Em 27 de fevereiro de 1996, lia-se no Jornal de Noticias (Página do Leitor), que, “o drama social e habitacional das cerca de duas dezenas de famílias que habitam no inabitável bairro do SAAL, na praia de Cortegaça, na sua generalidade em ruinas. Já não esperam por promessas caducadas no tempo (…)” e ainda, “tudo continua com tendência a piorar, devido ao tipo de construção deste quase «bairro fantasma», que nasceu cheio de contradições e mistérios e pela indiferença de que continua a ser vítima”. Também era afirmado neste texto, que, “o mais grave deste drama que tem servido de arma de arremesso, entre autarcas de Ovar, é ainda o peso da burocracia sobrepor-se a uma urgente e imperiosa ação, mais de carácter humanista e social (…)”.
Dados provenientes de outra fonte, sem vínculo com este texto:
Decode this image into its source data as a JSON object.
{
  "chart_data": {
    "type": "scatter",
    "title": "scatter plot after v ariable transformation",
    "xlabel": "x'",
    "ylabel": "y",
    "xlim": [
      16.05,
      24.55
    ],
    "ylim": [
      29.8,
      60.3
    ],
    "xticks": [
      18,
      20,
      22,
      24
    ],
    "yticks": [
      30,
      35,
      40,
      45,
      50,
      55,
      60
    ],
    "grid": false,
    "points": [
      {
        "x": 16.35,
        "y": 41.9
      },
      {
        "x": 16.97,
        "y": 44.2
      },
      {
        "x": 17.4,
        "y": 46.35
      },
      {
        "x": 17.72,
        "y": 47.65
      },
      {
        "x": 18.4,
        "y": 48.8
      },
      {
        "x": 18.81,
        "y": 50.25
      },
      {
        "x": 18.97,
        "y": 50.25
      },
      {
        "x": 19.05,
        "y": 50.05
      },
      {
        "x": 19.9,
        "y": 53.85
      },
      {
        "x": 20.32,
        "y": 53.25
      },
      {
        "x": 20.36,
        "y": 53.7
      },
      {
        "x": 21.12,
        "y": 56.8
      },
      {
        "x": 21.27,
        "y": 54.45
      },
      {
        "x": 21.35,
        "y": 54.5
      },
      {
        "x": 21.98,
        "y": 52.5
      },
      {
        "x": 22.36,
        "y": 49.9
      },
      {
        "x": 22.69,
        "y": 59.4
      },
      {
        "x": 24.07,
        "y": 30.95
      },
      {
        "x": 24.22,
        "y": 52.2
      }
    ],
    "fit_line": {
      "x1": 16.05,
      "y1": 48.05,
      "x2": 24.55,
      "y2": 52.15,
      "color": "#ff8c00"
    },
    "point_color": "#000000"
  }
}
Dois anos depois, no Diário de Aveiro (09/08/1999), era relembrado que “moradores do bairro do SAAL ainda sem solução”. Era mesmo dada voz a uma das mais velhas moradoras. “Emília Oliveira Leite, com 53 anos de idade, já perdeu a esperança de ver concretizar-se a promessa, que os autarcas fizeram, de construírem casas novas. Emília já não pensa em si, mas nos casais que foram ficando a habitar e a partilhar com os pais e irmãos, aquelas autênticas ruínas, que são, afinal a maioria dos fogos daquele bairro, junto à praia”.
E dava então um exemplo da realidade social. “Só na casa de Emília Leite vivem quinze pessoas, num tipo T3, com apenas três quartos e um espaço que se destinaria a uma garagem, mas que, com o crescimento da família, teve que ser transformado em mais um quarto, no qual se abriga a filha casada com os seus cinco filhos. Os restantes quartos, são divididos pela D. Emília, o marido e pelos filhos solteiros. Três rapazes numa cama e três raparigas noutra”.
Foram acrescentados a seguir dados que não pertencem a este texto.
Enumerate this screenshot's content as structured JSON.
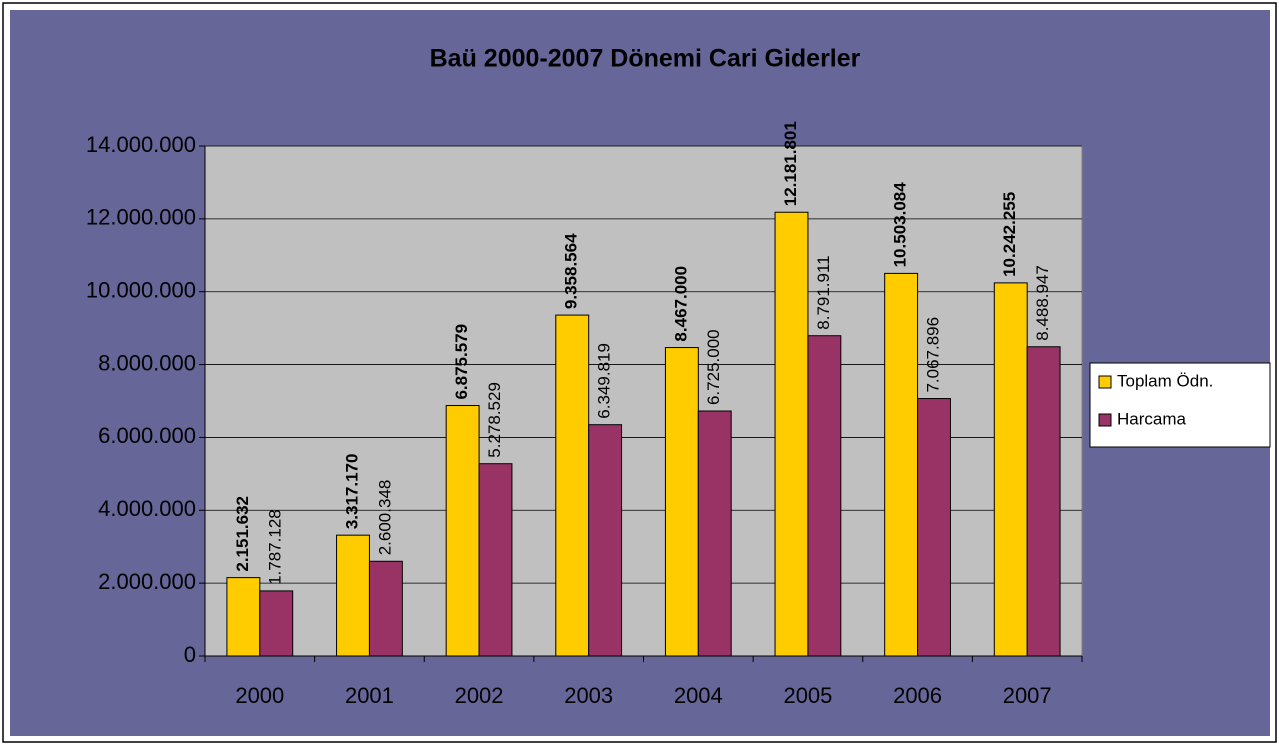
{
  "chart_data": {
    "type": "bar",
    "title": "Baü 2000-2007 Dönemi Cari Giderler",
    "categories": [
      "2000",
      "2001",
      "2002",
      "2003",
      "2004",
      "2005",
      "2006",
      "2007"
    ],
    "series": [
      {
        "name": "Toplam Ödn.",
        "color": "#ffcc00",
        "values": [
          2151632,
          3317170,
          6875579,
          9358564,
          8467000,
          12181801,
          10503084,
          10242255
        ],
        "value_labels": [
          "2.151.632",
          "3.317.170",
          "6.875.579",
          "9.358.564",
          "8.467.000",
          "12.181.801",
          "10.503.084",
          "10.242.255"
        ]
      },
      {
        "name": "Harcama",
        "color": "#993366",
        "values": [
          1787128,
          2600348,
          5278529,
          6349819,
          6725000,
          8791911,
          7067896,
          8488947
        ],
        "value_labels": [
          "1.787.128",
          "2.600.348",
          "5.278.529",
          "6.349.819",
          "6.725.000",
          "8.791.911",
          "7.067.896",
          "8.488.947"
        ]
      }
    ],
    "ylim": [
      0,
      14000000
    ],
    "yticks": [
      0,
      {
        "value": 2000000,
        "label": "2.000.000"
      },
      {
        "value": 4000000,
        "label": "4.000.000"
      },
      {
        "value": 6000000,
        "label": "6.000.000"
      },
      {
        "value": 8000000,
        "label": "8.000.000"
      },
      {
        "value": 10000000,
        "label": "10.000.000"
      },
      {
        "value": 12000000,
        "label": "12.000.000"
      },
      {
        "value": 14000000,
        "label": "14.000.000"
      }
    ],
    "grid": true,
    "legend": "right"
  }
}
Ontem como hoje, eram precisas várias bacias para aparar a água que caía em vários pontos do seu interior. Nesta altura (1999), a desilusão prendia-se com o facto de o novo conjunto de habitação social construído ali mesmo ao lado, acabou por se destinar a moradores de barracas localizadas entre Cortegaça e Esmoriz, o que deixou de fora os moradores do bairro do SAAL.


Este novo bairro com 14 fogos, que chegou a fazer os moradores do degradado bairro do SAAL voltarem a sonhar na espectativa de melhor qualidade de vida, até acordarem para a realidade que lhes continuou a estar destinada. Foi inaugurado em Abril de 2000 e na cerimónia, como se lê no Jornal de Ovar (21/04/2000), a então Secretária de Estado da Habitação, Leonor Coutinho, perante os “incómodos” protestos dos moradores do bairro do SAAL e do cenário envolvente de estrema pobreza, afirmou mesmo, dirigindo-se ao edil da altura, Armando França. “Resolvam o problema legal deste processo, que tem estado na origem da dificuldade da autarquia intervir, porque eu não quero que isto continue assim”.
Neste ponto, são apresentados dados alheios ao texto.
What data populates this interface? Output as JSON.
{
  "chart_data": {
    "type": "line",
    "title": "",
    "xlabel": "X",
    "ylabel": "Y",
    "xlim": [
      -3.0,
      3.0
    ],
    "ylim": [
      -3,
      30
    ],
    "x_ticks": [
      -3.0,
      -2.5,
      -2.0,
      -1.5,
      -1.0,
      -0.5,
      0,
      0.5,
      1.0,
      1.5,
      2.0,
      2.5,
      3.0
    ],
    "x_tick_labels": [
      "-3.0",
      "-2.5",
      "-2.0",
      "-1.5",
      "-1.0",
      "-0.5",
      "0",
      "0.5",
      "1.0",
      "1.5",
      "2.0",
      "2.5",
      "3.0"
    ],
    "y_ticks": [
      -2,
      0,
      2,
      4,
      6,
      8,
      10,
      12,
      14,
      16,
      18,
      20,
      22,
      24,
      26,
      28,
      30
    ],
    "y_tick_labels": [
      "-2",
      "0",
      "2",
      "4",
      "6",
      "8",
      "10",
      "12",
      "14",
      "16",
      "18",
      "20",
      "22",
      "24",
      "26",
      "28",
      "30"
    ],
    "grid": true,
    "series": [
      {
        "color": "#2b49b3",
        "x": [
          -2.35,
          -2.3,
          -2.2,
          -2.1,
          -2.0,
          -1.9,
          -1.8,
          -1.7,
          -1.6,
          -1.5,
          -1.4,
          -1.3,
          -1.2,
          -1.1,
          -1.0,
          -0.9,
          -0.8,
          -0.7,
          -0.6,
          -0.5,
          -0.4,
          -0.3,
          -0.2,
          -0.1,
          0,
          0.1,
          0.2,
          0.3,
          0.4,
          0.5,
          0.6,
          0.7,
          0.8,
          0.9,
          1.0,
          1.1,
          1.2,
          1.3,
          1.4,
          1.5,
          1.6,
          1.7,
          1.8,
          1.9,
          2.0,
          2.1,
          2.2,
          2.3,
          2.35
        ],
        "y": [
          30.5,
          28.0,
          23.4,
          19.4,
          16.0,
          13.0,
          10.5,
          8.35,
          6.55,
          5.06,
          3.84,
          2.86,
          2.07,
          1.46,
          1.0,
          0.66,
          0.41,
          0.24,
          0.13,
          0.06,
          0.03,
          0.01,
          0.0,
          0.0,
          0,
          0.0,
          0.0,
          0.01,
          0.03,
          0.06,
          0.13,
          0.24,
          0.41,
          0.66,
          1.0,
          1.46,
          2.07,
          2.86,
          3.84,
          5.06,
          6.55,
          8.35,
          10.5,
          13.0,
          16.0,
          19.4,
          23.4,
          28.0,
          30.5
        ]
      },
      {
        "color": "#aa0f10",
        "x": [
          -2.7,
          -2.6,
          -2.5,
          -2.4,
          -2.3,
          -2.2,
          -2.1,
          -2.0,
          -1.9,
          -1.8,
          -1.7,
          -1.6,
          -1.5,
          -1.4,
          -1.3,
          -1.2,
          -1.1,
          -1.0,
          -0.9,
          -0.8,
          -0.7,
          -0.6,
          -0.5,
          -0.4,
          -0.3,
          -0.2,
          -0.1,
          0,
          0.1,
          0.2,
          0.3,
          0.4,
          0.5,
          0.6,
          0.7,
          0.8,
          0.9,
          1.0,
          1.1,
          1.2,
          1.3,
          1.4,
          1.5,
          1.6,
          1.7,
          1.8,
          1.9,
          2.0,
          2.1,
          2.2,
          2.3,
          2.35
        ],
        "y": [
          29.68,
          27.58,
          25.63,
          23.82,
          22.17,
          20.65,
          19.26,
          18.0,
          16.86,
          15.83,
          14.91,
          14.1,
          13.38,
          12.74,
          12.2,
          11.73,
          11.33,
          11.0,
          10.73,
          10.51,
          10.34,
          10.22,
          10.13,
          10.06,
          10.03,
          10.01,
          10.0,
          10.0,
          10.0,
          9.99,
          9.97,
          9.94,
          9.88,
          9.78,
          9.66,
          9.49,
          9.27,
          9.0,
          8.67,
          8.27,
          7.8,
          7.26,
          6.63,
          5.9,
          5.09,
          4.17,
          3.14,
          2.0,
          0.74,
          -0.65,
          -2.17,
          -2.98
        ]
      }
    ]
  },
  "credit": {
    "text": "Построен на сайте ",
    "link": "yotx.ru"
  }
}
Passaram ciclos de diferentes governos centrais e locais e o cenário social e habitacional do bairro do SAAL em Cortegaça naturalmente só se agravou à espera que de uma vez por todas a Câmara Municipal de Ovar assuma finalmente as suas responsabilidades, porque as jovens gerações de moradores deste drama, decididamente não vão esperar muito mais para a ambicionada requalificação.